A Constitutive Intrinsic Inflammatory Signaling Circuit Composed of miR-196b, Meis2, PPP3CC, and p65 Drives Prostate Cancer Castration Resistance

Androgen deprivation therapy is the most effective treatment for advanced prostate cancer, but almost all cancer eventually becomes castration resistant, and the underlying mechanisms are largely unknown. Here, we show that an intrinsic constitutively activated feedforward signaling circuit composed of IκBα/NF-κB(p65), miR-196b-3p, Meis2, and PPP3CC is formed during the emergence of castration-resistant prostate cancer (CRPC). This circuit controls the expression of stem cell transcription factors that drives the high tumorigenicity of CRPC cells.

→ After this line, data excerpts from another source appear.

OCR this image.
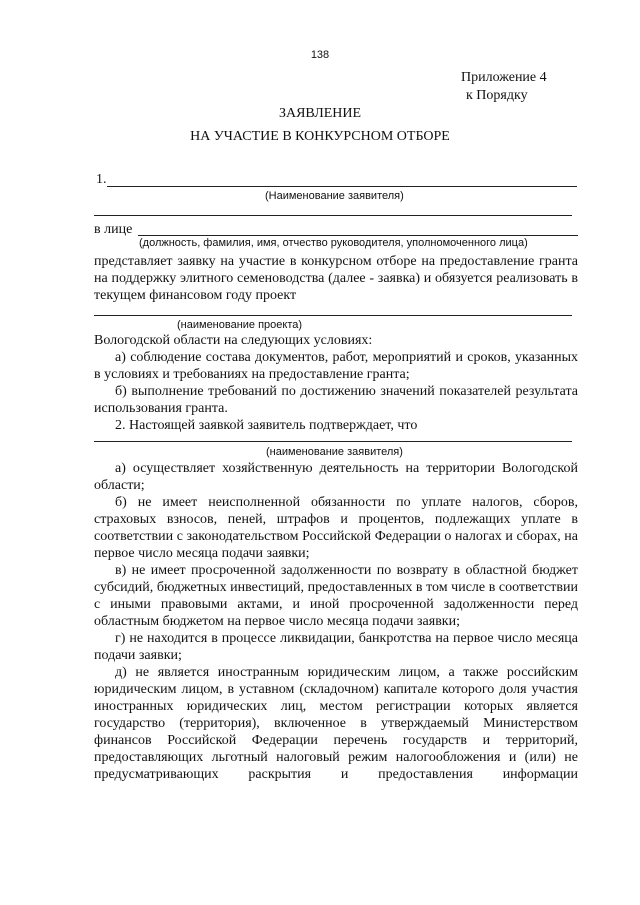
138
Приложение 4
к Порядку
ЗАЯВЛЕНИЕ
НА УЧАСТИЕ В КОНКУРСНОМ ОТБОРЕ
1.
(Наименование заявителя)
в лице
(должность, фамилия, имя, отчество руководителя, уполномоченного лица)

представляет заявку на участие в конкурсном отборе на предоставление гранта на поддержку элитного семеноводства (далее - заявка) и обязуется реализовать в текущем финансовом году проект

(наименование проекта)

Вологодской области на следующих условиях:

а) соблюдение состава документов, работ, мероприятий и сроков, указанных в условиях и требованиях на предоставление гранта;

б) выполнение требований по достижению значений показателей результата использования гранта.

2. Настоящей заявкой заявитель подтверждает, что

(наименование заявителя)

а) осуществляет хозяйственную деятельность на территории Вологодской области;

б) не имеет неисполненной обязанности по уплате налогов, сборов, страховых взносов, пеней, штрафов и процентов, подлежащих уплате в соответствии с законодательством Российской Федерации о налогах и сборах, на первое число месяца подачи заявки;

в) не имеет просроченной задолженности по возврату в областной бюджет субсидий, бюджетных инвестиций, предоставленных в том числе в соответствии с иными правовыми актами, и иной просроченной задолженности перед областным бюджетом на первое число месяца подачи заявки;

г) не находится в процессе ликвидации, банкротства на первое число месяца подачи заявки;

д) не является иностранным юридическим лицом, а также российским юридическим лицом, в уставном (складочном) капитале которого доля участия иностранных юридических лиц, местом регистрации которых является государство (территория), включенное в утверждаемый Министерством финансов Российской Федерации перечень государств и территорий, предоставляющих льготный налоговый режим налогообложения и (или) не предусматривающих раскрытия и предоставления информации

Interrupting the circuit by targeting its individual components significantly impairs the tumorigenicity and CRPC development. Notably, constitutive activation of IκBα/NF-κB(p65) in this circuit is not dependent on the activation of traditional IKKβ/NF-κB pathways that are important in normal immune responses. Therefore, our studies present deep insight into the bona fide mechanisms underlying castration resistance and provide the foundation for the development of CRPC therapeutic strategies that would be highly efficient while avoiding indiscriminate IKK/NF-κB inhibition in normal cells. [Display omitted] •A constitutive signaling circuit drives the high tumorigenicity of CRPC cells•The constitutive signaling circuit is composed of miR-196b, Meis2, PPP3CC, and p65•Targeting individual components of the signaling circuit inhibits CRPC development•Constitutive p65 activation in circuit is independent of traditional NF-κB pathways Jeong et al. identify a constitutively activated feedforward circuit composed of IκBα/NF-κB(p65), miR-196b-3p, Meis2, and PPP3CC formed during and required for castration-resistant prostate cancer (CRPC) development. Constitutive activation of this circuit is independent of traditional IKKβ/NF-κB pathways, suggesting that targeting this circuit could be important for CRPC treatment.